Steigende Kosten, Fachkräftemangel, Bürokratie. Deutsche Apotheker führen immer lauter Klage über ihre wirtschaftlichen Rahmenbedingungen. In einem Interview mit der Akademie für Neue Medien fordert der Verbands-Vorsitzende Hans-Peter Hubmann von der Politik Reformen. Er sieht tausende Apotheken in ihrer Existenz bedroht.
Ohne Maßnahmen der Politik drohen bis zu 1000 Schließungen pro Jahr. Für den Vorsitzenden des Deutschen Apothekerverbandes wird sich der Trend fortsetzen: „Wir könnten in die Schließungswelle von 700 bis 1000 pro Jahr kommen. Es könnte wirklich weiße Flecken geben.“
Darum stellte der Vorsitzende des Deutschen Apothekerverbandes Hans-Peter Hubmann zwei klare Forderungen an die Politik: „Wir brauchen mehr Handlungsfreiheit und eine Anhebung der Vergütung.“ Dies sei notwendig, um die Aufgaben zu erfüllen und genügend Personal finden und bezahlen zu können. „Es geht vor allem um die Verbesserung der Entlohnung unserer Mitarbeiter“, sagte Hubmann.

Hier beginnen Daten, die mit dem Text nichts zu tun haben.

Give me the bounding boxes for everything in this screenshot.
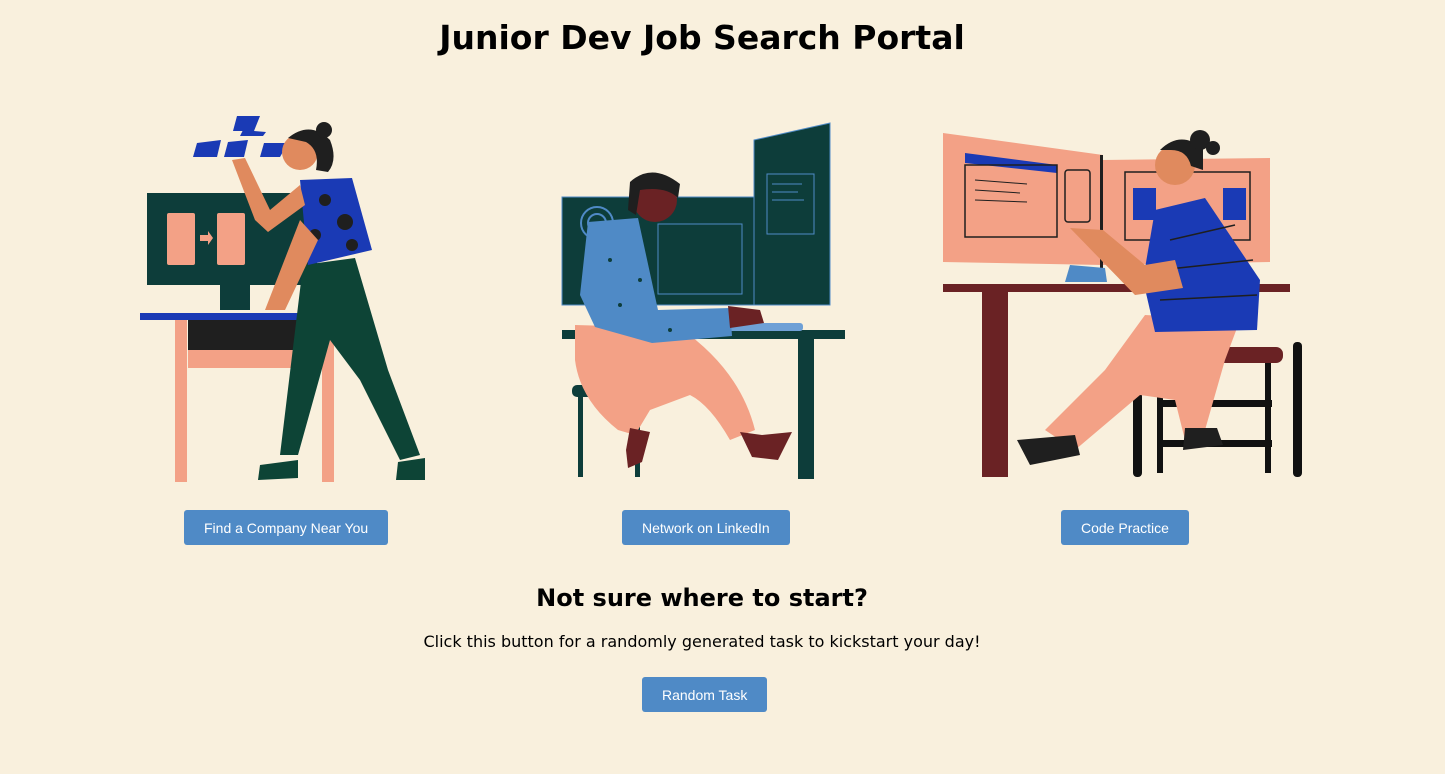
page-title: Junior Dev Job Search Portal [439, 18, 965, 57]
woman-at-dual-monitors-illustration [561, 122, 845, 479]
random-task-heading: Not sure where to start? [536, 584, 868, 612]
find-company-button[interactable]: Find a Company Near You [184, 510, 389, 545]
code-practice-card: Code Practice [935, 110, 1315, 550]
random-task-description: Click this button for a randomly generat… [423, 632, 981, 651]
portal-page: Junior Dev Job Search Portal Find a Comp… [0, 0, 1445, 774]
random-task-button[interactable]: Random Task [642, 677, 768, 712]
network-linkedin-button[interactable]: Network on LinkedIn [622, 510, 790, 545]
woman-arranging-blocks-illustration [140, 116, 425, 482]
code-practice-button[interactable]: Code Practice [1061, 510, 1189, 545]
network-linkedin-card: Network on LinkedIn [540, 110, 920, 550]
woman-pointing-at-screens-illustration [943, 130, 1302, 477]
find-company-card: Find a Company Near You [120, 110, 500, 550]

Konkurrenzkampf um Mitarbeiter
Der Fortbestand von Apotheken sei bedroht, da in den vergangenen 20 Jahren die Vergütung nur um zehn Prozent gestiegen sei. Gleichzeitig hatte es starke Preissteigerungen gegeben. „Uns wandern die Leute aus den Apotheken in Industrie oder Krankenkassen ab“, erklärte Hubmann.
Dadurch fänden viele Apotheker keine Nachfolger. „Inhaber arbeiten 50 bis 60 Wochenstunden und tragen ein hohes Risiko. Viele bevorzugen eine gute Angestelltenstellung.“ Leistung müsse sich lohnen, sagte Hubmann: „Ebenso muss sich Selbstständigkeit lohnen.“
Aufgrund der Konkurrenzsituation unter den Apotheken und zu Krankenhäusern um die besten Leute, ist ein genereller Mangel an Fachkräften oft ein Grund für die Schließung. Augenblicklich gibt es noch 17 500 Apotheken in Deutschland: Der tiefste Stand seit 40 Jahren. 2023 kamen auf 62 Neueröffnungen 559 Schließungen. Wegen des Fachkräftemangels plant Gesundheitsminister Karl Lauterbach Filialen von pharmazeutisch-technischen Assistenten (PTA) führen zu lassen. Ein Apotheker soll sie über Internet und Telefon beaufsichtigen und beraten. Hubmann erteilte dieser Idee eine Absage: „Genauso gut könnte ich Arztpraxen ohne Ärzte oder Flugzeuge ohne Piloten erlauben. Nur Apotheker haben den notwendigen Sachverstand, das gesamte komplexe Wesen der Arzneimittelvergabe und Beratung wirklich sinnvoll zu gestalten.“
Als weiteres Problem nennt Hubmann die Lieferengpässe von Medikamenten. Insgesamt seien mehr als 1000 Präparate betroffen. „Im letzten Winter waren es Fiebersäfte und Antibiotika. Mittlerweile wechselt das Problem kreuz und quer durch den Gemüsegarten.“ Das Spektrum reiche von Blutdruck-Medikamenten über Nierenmittel und Insuline bis hin zu Krebsmitteln.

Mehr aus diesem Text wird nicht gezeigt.